Analyze Your Positioning
- Look at your candidacy the way the admissions committee will. Consider the following:
- Do you have good grades? (Can you succinctly explain any mitigating circumstances if you don’t?)
- Do you have good extracurricular involvement? (You may need to get involved in some activities before submitting your applications.)
Sit for the LSAT*
The sooner you take this test and put it in the rear-view mirror, the sooner you can start focusing on the rest of your application. Your LSAT score may also give you an idea of the range of schools at which you will be competitive.
*The number of law schools that accept the GRE is quickly growing, but in the summer of 2018, the ABA essentially re-affirmed the LSAT’s dominance by not voting to allow law schools to accept the GRE or any other alternate graduate-level standardized tests!
End of Summer
Finalize Your Positioning
Repeat any classes you needed for your alternate transcript, gain any leadership experience you may have needed from extracurricular activities, etc.
Select the Law Schools to which You Plan to Apply
After you determine what exactly you are looking for in your law school education, do your research and determine what makes each school unique. The schools you most closely match are also the ones where your chances will be highest. (See the bottom of our home page if you missed this discussion.)
The summer is also a good time to plan some autumn campus visits.

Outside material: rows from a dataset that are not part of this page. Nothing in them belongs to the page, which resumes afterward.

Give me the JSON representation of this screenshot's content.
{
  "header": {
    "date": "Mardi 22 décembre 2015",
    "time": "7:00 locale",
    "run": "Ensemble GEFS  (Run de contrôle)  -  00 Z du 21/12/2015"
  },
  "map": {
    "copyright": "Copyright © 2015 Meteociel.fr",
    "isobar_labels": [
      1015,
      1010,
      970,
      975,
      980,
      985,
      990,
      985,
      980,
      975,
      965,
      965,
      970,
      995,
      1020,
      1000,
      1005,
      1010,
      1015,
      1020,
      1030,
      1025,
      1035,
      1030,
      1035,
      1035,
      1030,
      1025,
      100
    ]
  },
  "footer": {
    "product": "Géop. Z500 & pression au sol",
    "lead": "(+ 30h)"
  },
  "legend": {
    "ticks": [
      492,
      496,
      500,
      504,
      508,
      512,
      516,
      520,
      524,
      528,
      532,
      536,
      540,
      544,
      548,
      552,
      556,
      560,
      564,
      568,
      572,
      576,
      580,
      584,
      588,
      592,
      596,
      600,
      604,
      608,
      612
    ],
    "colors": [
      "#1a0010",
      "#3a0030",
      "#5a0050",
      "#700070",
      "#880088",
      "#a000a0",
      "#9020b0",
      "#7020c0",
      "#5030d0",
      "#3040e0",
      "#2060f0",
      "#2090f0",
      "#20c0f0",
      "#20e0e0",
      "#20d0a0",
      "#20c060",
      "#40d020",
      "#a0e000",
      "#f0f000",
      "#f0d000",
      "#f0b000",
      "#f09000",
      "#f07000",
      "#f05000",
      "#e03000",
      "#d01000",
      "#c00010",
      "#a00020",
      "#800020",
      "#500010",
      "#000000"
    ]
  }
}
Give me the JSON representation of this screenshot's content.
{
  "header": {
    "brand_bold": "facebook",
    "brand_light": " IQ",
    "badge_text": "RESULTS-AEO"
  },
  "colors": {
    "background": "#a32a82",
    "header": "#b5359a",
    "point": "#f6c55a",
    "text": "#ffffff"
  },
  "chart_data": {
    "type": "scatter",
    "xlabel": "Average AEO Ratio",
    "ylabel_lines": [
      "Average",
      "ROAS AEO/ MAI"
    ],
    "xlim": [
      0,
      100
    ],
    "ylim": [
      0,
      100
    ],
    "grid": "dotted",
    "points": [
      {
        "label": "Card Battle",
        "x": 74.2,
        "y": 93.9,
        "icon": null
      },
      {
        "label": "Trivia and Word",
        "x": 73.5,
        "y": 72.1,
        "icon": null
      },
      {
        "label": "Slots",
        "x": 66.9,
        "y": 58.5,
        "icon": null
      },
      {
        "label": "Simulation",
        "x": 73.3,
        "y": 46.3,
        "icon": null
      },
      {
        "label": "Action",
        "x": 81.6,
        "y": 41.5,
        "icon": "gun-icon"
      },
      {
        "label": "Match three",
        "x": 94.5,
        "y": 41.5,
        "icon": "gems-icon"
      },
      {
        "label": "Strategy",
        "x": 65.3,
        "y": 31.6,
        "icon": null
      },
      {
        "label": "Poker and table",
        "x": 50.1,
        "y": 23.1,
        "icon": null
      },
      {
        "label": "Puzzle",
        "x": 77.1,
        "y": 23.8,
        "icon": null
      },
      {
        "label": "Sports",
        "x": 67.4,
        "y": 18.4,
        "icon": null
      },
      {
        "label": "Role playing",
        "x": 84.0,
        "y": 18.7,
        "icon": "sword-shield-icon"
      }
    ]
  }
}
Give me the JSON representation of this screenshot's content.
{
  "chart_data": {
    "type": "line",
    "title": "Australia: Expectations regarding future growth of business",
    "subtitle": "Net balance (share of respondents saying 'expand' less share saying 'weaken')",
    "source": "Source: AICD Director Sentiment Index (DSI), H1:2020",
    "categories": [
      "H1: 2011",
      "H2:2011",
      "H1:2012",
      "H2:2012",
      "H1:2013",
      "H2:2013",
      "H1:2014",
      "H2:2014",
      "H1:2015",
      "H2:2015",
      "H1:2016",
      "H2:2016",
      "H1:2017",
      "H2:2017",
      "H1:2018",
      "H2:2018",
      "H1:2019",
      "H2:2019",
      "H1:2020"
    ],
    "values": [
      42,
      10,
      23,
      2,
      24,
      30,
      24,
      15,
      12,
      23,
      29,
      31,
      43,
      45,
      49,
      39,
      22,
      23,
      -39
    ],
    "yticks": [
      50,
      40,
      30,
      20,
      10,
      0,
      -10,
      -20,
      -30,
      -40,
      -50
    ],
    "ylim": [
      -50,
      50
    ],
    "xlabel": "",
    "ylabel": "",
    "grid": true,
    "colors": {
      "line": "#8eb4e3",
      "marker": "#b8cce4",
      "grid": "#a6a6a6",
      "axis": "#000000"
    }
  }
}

Introspect on Your Admissions ‘Story’
Before the applications are even released, you should have a pretty good idea of your answers to why you want to go to law school, why you want to attend each law school you are targeting, what you have to offer in terms of diversity, etc. The summer is the time to really think about where you have come from and where you are going. The fall is the time to complete your applications, not begin the brainstorming process for your story. (Since the brainstorming can’t be rushed, we hope you see why we advocate so hard for the importance of a law school application timeline.) Finally, your story will help chart the topic selection process for those all-important personal statements.
Work on your Applications
Most law schools favor early applicants since it shows sincerity in the program. (Apply late and they may think they are your back up school.) It is often advised that you work through one application to completion before starting the next application. This ensures that at least some of your applications will be submitted early in case you run into unforeseen problems with your schedule. Final note on applications: your letters of reference are often a critical time path.
Why do this now when I can wait to see where I was accepted? An admissions officer at Cornell Law School states, “I like to see applicants who take the time to visit our campus and reflect that in their applications. If they are willing to visit us and they show sincerity in their personal statement, there is an excellent chance that they will attend our school if admitted.”
Don’t think Cornell is the only school that cares about yield or campus visits.
Sit tight. If you really did everything you could, including and adhering to a strong and cohesive law school application timeline, you should be fine right now. With any luck, you should be choosing between multiple admissions offers and making plans for the next three years of your life!